The FY 2017 President’s budget request also proposes a mandatory appropriations account beginning in FY 2018. The mandatory request includes an additional $1.890 billion in one-time mandatory appropriations in FY 2017 for this program, to be executed from FY 2018 to FY 2025, to complete the network of 45 institutes envisioned by the President.
Before I address the budget request for Construction of Research Facilities (CRF), I would like to take this opportunity to thank the Subcommittee for its strong support of critical renovations of aging and deteriorating infrastructure that would otherwise threaten NIST’s ability to meet its mission. In particular, the FY 2016 appropriation has allowed NIST to begin work on our Radiation Physics Building, Building 245. The work conducted by NIST in Building 245, now over a half-century old, is essential to U.S. health and safety.
For example, some 39 million mammograms in this country every year are performed on machines, the reliability of which is traceable to calibrations performed in Building 245. Other examples of technologies relying on traceability carried out in this facility include: external radiation beam therapies (cancer treatment); internal radiation therapies; metabolic studies; nuclear imaging; portal monitoring; solar satellites; nuclear power safety; radiological emergency response; personnel monitoring; and medical device sterilization.
The FY 2017 CRF appropriation request of $95 million supports both new construction and renovation efforts for NIST’s physical plant and infrastructure. While the CRF number is a decrease from the FY16 enacted level, that reflects the significant initial investment in FY16 to begin the renovation of Building 245. Forty million dollars in this request will fund the second phase of the multiyear renovations of Building 245; specifically, excavation and waterproofing of existing subterranean laboratory spaces that, today, routinely flood, and construction of an addition to house modern environmental control systems, thereby eliminating ongoing delays in calibrations and research. The remaining $55 million of the appropriation will be used to fund maintenance, repair, improvements, and major renovation of facilities occupied or used by NIST in Maryland, Colorado, and Hawaii, to protect the critical facility and infrastructure needs of the Institute.
In addition to the discretionary funding request for CRF, authorizing legislation will be proposed that would provide $100.0 million in mandatory funds to renovate and modernize NIST facilities in order to maintain and enhance current research and development capabilities.
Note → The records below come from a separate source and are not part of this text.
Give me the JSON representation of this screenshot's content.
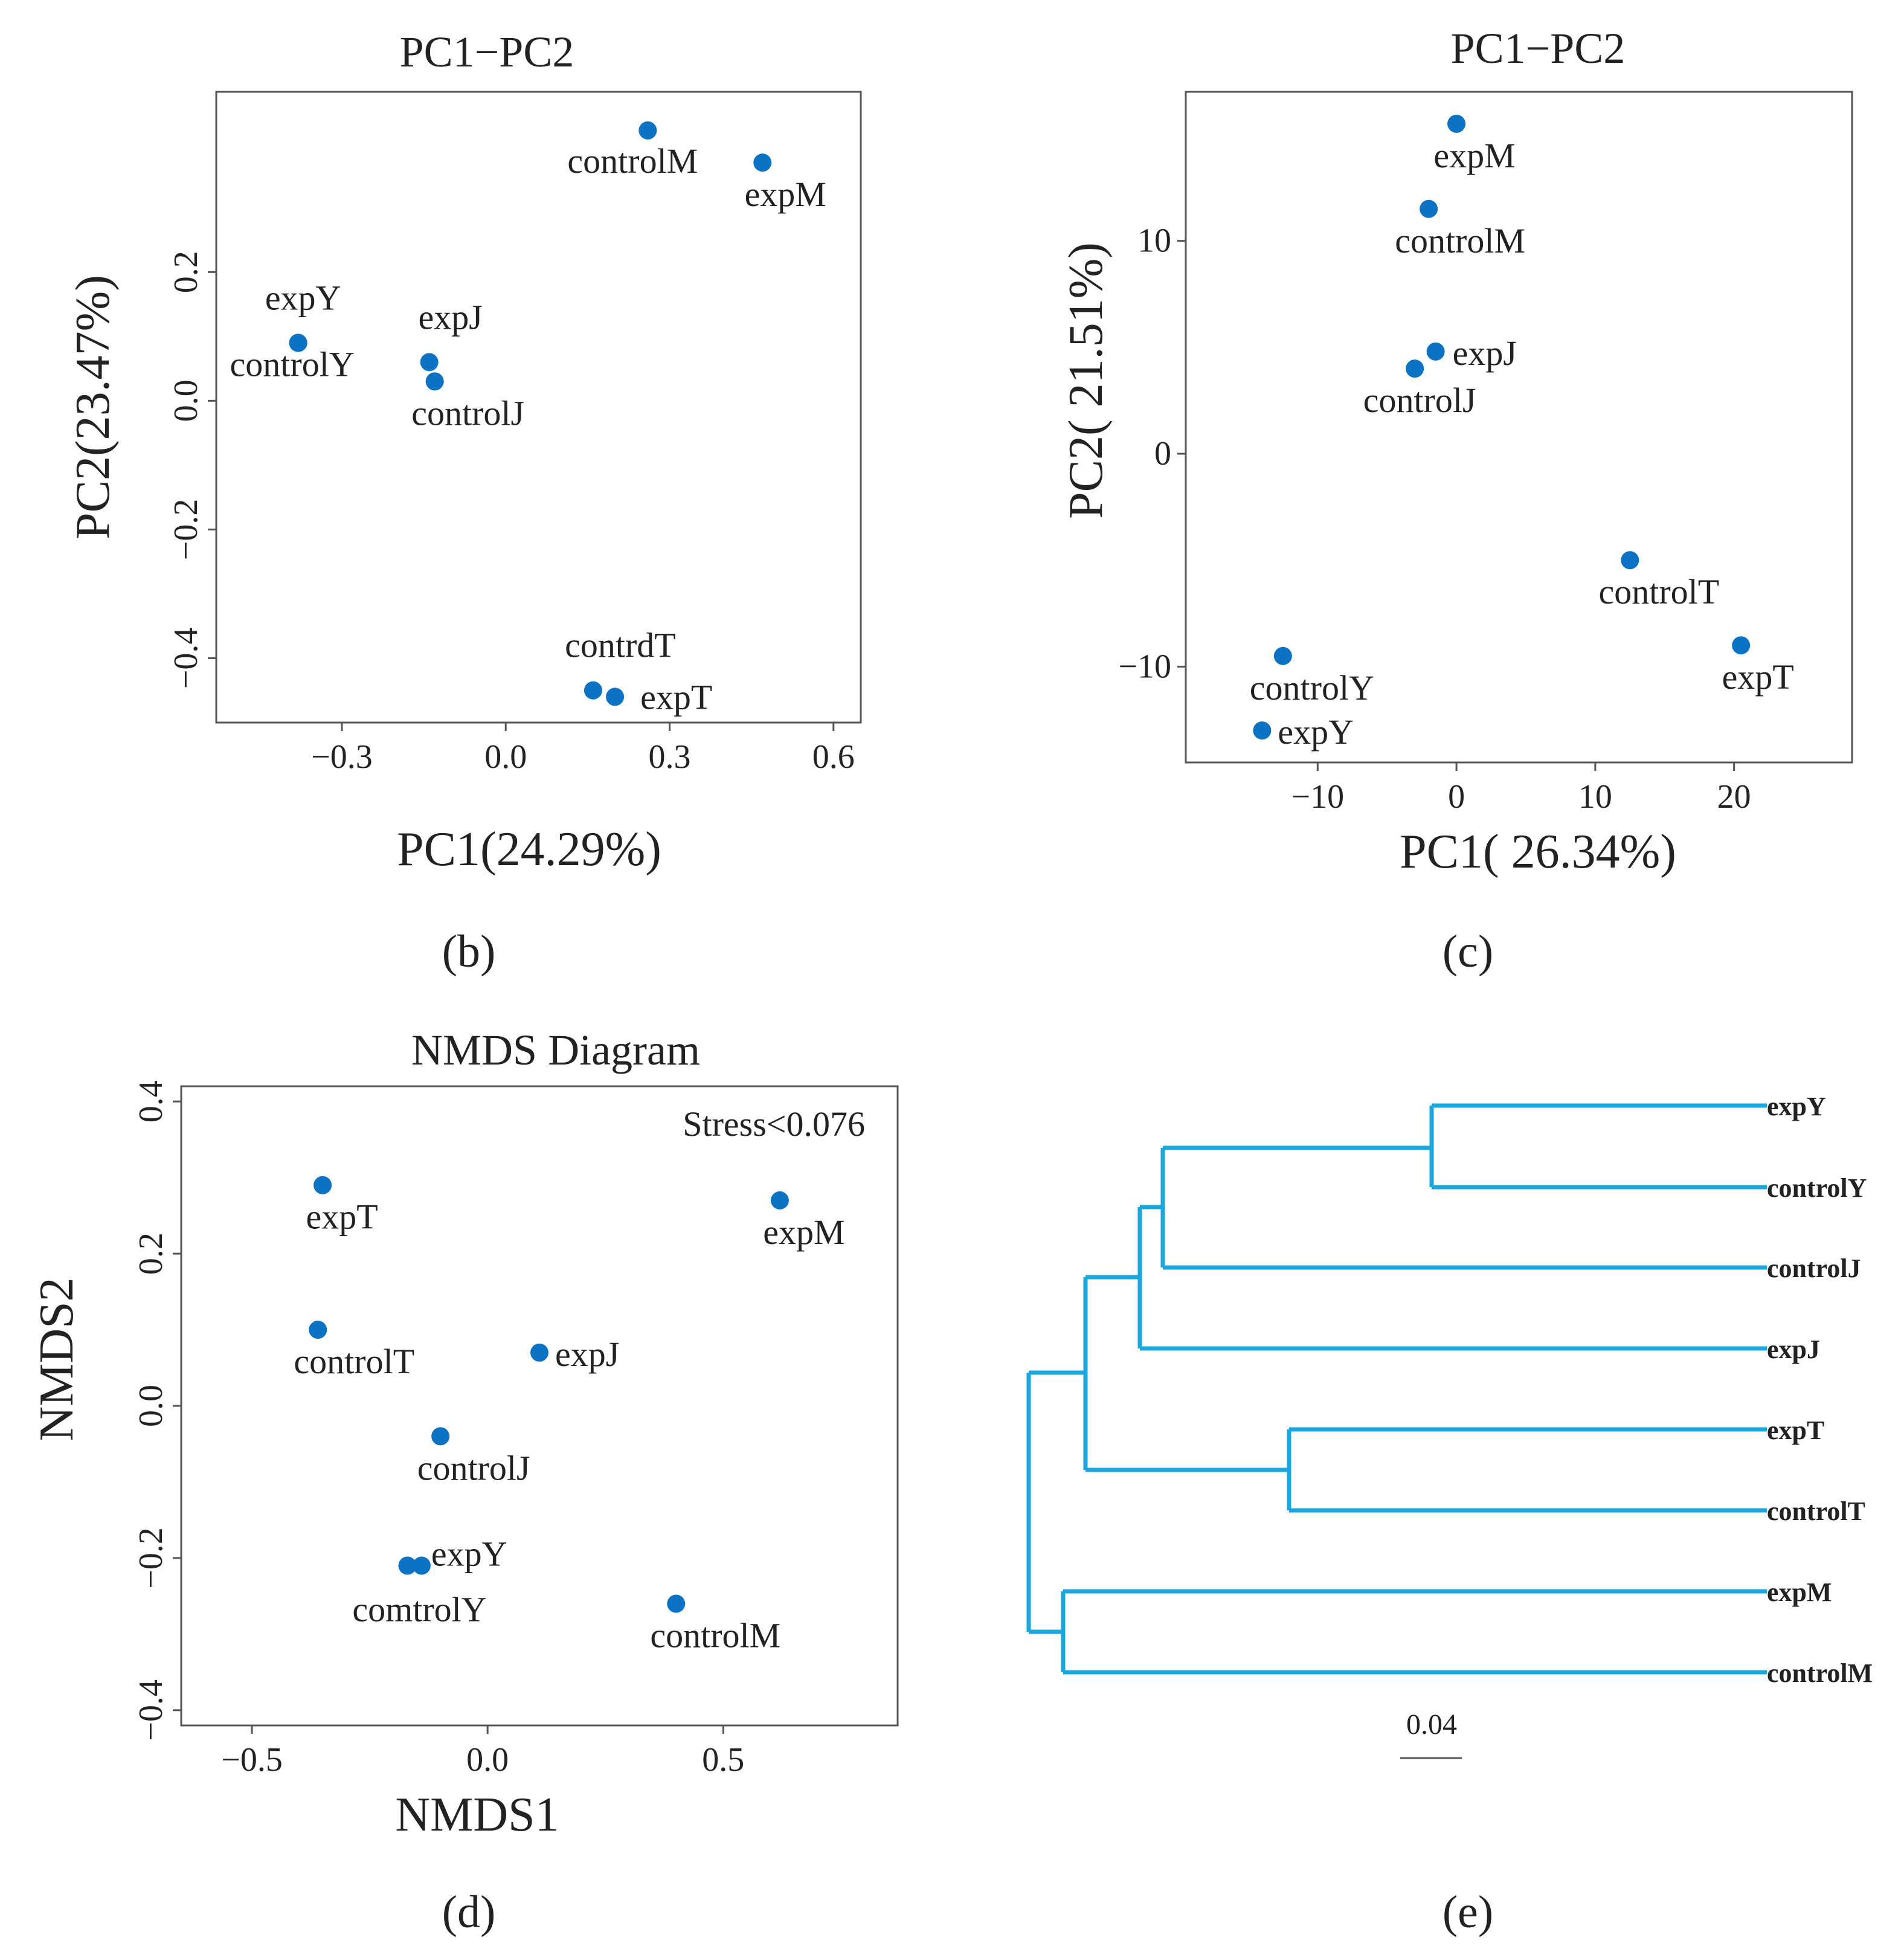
{
  "chart_data": [
    {
      "panel": "b",
      "type": "scatter",
      "title": "PC1−PC2",
      "xlabel": "PC1(24.29%)",
      "ylabel": "PC2(23.47%)",
      "xlim": [
        -0.53,
        0.65
      ],
      "ylim": [
        -0.5,
        0.48
      ],
      "xticks": [
        {
          "v": -0.3,
          "t": "−0.3"
        },
        {
          "v": 0.0,
          "t": "0.0"
        },
        {
          "v": 0.3,
          "t": "0.3"
        },
        {
          "v": 0.6,
          "t": "0.6"
        }
      ],
      "yticks": [
        {
          "v": -0.4,
          "t": "−0.4"
        },
        {
          "v": -0.2,
          "t": "−0.2"
        },
        {
          "v": 0.0,
          "t": "0.0"
        },
        {
          "v": 0.2,
          "t": "0.2"
        }
      ],
      "points": [
        {
          "label": "controlM",
          "x": 0.26,
          "y": 0.42,
          "anchor": "middle",
          "dx": -25,
          "dy": 70
        },
        {
          "label": "expM",
          "x": 0.47,
          "y": 0.37,
          "anchor": "middle",
          "dx": 38,
          "dy": 72
        },
        {
          "label": "expY",
          "x": -0.38,
          "y": 0.09,
          "anchor": "middle",
          "dx": 8,
          "dy": -55
        },
        {
          "label": "controlY",
          "x": -0.38,
          "y": 0.09,
          "anchor": "middle",
          "dx": -10,
          "dy": 55
        },
        {
          "label": "expJ",
          "x": -0.14,
          "y": 0.06,
          "anchor": "middle",
          "dx": 35,
          "dy": -55
        },
        {
          "label": "controlJ",
          "x": -0.13,
          "y": 0.03,
          "anchor": "middle",
          "dx": 55,
          "dy": 72
        },
        {
          "label": "contrdT",
          "x": 0.16,
          "y": -0.45,
          "anchor": "middle",
          "dx": 45,
          "dy": -55
        },
        {
          "label": "expT",
          "x": 0.2,
          "y": -0.46,
          "anchor": "start",
          "dx": 42,
          "dy": 20
        }
      ]
    },
    {
      "panel": "c",
      "type": "scatter",
      "title": "PC1−PC2",
      "xlabel": "PC1( 26.34%)",
      "ylabel": "PC2( 21.51%)",
      "xlim": [
        -19.5,
        28.5
      ],
      "ylim": [
        -14.5,
        17
      ],
      "xticks": [
        {
          "v": -10,
          "t": "−10"
        },
        {
          "v": 0,
          "t": "0"
        },
        {
          "v": 10,
          "t": "10"
        },
        {
          "v": 20,
          "t": "20"
        }
      ],
      "yticks": [
        {
          "v": -10,
          "t": "−10"
        },
        {
          "v": 0,
          "t": "0"
        },
        {
          "v": 10,
          "t": "10"
        }
      ],
      "points": [
        {
          "label": "expM",
          "x": 0,
          "y": 15.5,
          "anchor": "middle",
          "dx": 30,
          "dy": 72
        },
        {
          "label": "controlM",
          "x": -2,
          "y": 11.5,
          "anchor": "middle",
          "dx": 52,
          "dy": 72
        },
        {
          "label": "expJ",
          "x": -1.5,
          "y": 4.8,
          "anchor": "start",
          "dx": 28,
          "dy": 22
        },
        {
          "label": "controlJ",
          "x": -3,
          "y": 4,
          "anchor": "middle",
          "dx": 8,
          "dy": 72
        },
        {
          "label": "controlT",
          "x": 12.5,
          "y": -5,
          "anchor": "middle",
          "dx": 48,
          "dy": 72
        },
        {
          "label": "expT",
          "x": 20.5,
          "y": -9,
          "anchor": "middle",
          "dx": 28,
          "dy": 72
        },
        {
          "label": "controlY",
          "x": -12.5,
          "y": -9.5,
          "anchor": "middle",
          "dx": 48,
          "dy": 72
        },
        {
          "label": "expY",
          "x": -14,
          "y": -13,
          "anchor": "start",
          "dx": 26,
          "dy": 22
        }
      ]
    },
    {
      "panel": "d",
      "type": "scatter",
      "title": "NMDS Diagram",
      "xlabel": "NMDS1",
      "ylabel": "NMDS2",
      "annotation": "Stress<0.076",
      "xlim": [
        -0.65,
        0.87
      ],
      "ylim": [
        -0.42,
        0.42
      ],
      "xticks": [
        {
          "v": -0.5,
          "t": "−0.5"
        },
        {
          "v": 0.0,
          "t": "0.0"
        },
        {
          "v": 0.5,
          "t": "0.5"
        }
      ],
      "yticks": [
        {
          "v": -0.4,
          "t": "−0.4"
        },
        {
          "v": -0.2,
          "t": "−0.2"
        },
        {
          "v": 0.0,
          "t": "0.0"
        },
        {
          "v": 0.2,
          "t": "0.2"
        },
        {
          "v": 0.4,
          "t": "0.4"
        }
      ],
      "points": [
        {
          "label": "expT",
          "x": -0.35,
          "y": 0.29,
          "anchor": "middle",
          "dx": 32,
          "dy": 72
        },
        {
          "label": "expM",
          "x": 0.62,
          "y": 0.27,
          "anchor": "middle",
          "dx": 40,
          "dy": 72
        },
        {
          "label": "controlT",
          "x": -0.36,
          "y": 0.1,
          "anchor": "middle",
          "dx": 60,
          "dy": 72
        },
        {
          "label": "expJ",
          "x": 0.11,
          "y": 0.07,
          "anchor": "start",
          "dx": 26,
          "dy": 22
        },
        {
          "label": "controlJ",
          "x": -0.1,
          "y": -0.04,
          "anchor": "middle",
          "dx": 55,
          "dy": 72
        },
        {
          "label": "expY",
          "x": -0.14,
          "y": -0.21,
          "anchor": "start",
          "dx": 16,
          "dy": 0
        },
        {
          "label": "comtrolY",
          "x": -0.17,
          "y": -0.21,
          "anchor": "middle",
          "dx": 20,
          "dy": 92
        },
        {
          "label": "controlM",
          "x": 0.4,
          "y": -0.26,
          "anchor": "middle",
          "dx": 65,
          "dy": 72
        }
      ]
    },
    {
      "panel": "e",
      "type": "dendrogram",
      "leaves": [
        "expY",
        "controlY",
        "controlJ",
        "expJ",
        "expT",
        "controlT",
        "expM",
        "controlM"
      ],
      "scale_label": "0.04"
    }
  ],
  "captions": {
    "b": "(b)",
    "c": "(c)",
    "d": "(d)",
    "e": "(e)"
  }
}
NIST will use the funding to accelerate ongoing construction projects at our Gaithersburg and Boulder sites.
In conclusion, the FY 2017 NIST budget request reflects the Administration’s recognition of the important role that NIST plays in innovation, as well as the impact of NIST research and services in laying, and building, the foundation for our Nation’s long-term job creation and prosperity.
NIST will continue its work with the private sector to ensure U.S. manufacturers have the research support they need. Through its laboratory programs, outreach efforts, and standards development work, NIST is dedicated to providing U.S. industry with the tools needed to innovate, compete, and flourish in today’s fierce global economy.
I look forward to continuing to work with you, Madame Chairwoman and members of the Subcommittee, and would be happy to answer any questions.
1 Modeling, Simulation and Analysis, and High Performance Computing: Force Multiplier for American Innovation, Final Report to the US Department of Commerce Economic Development Administration, Council on Competitiveness, 2015.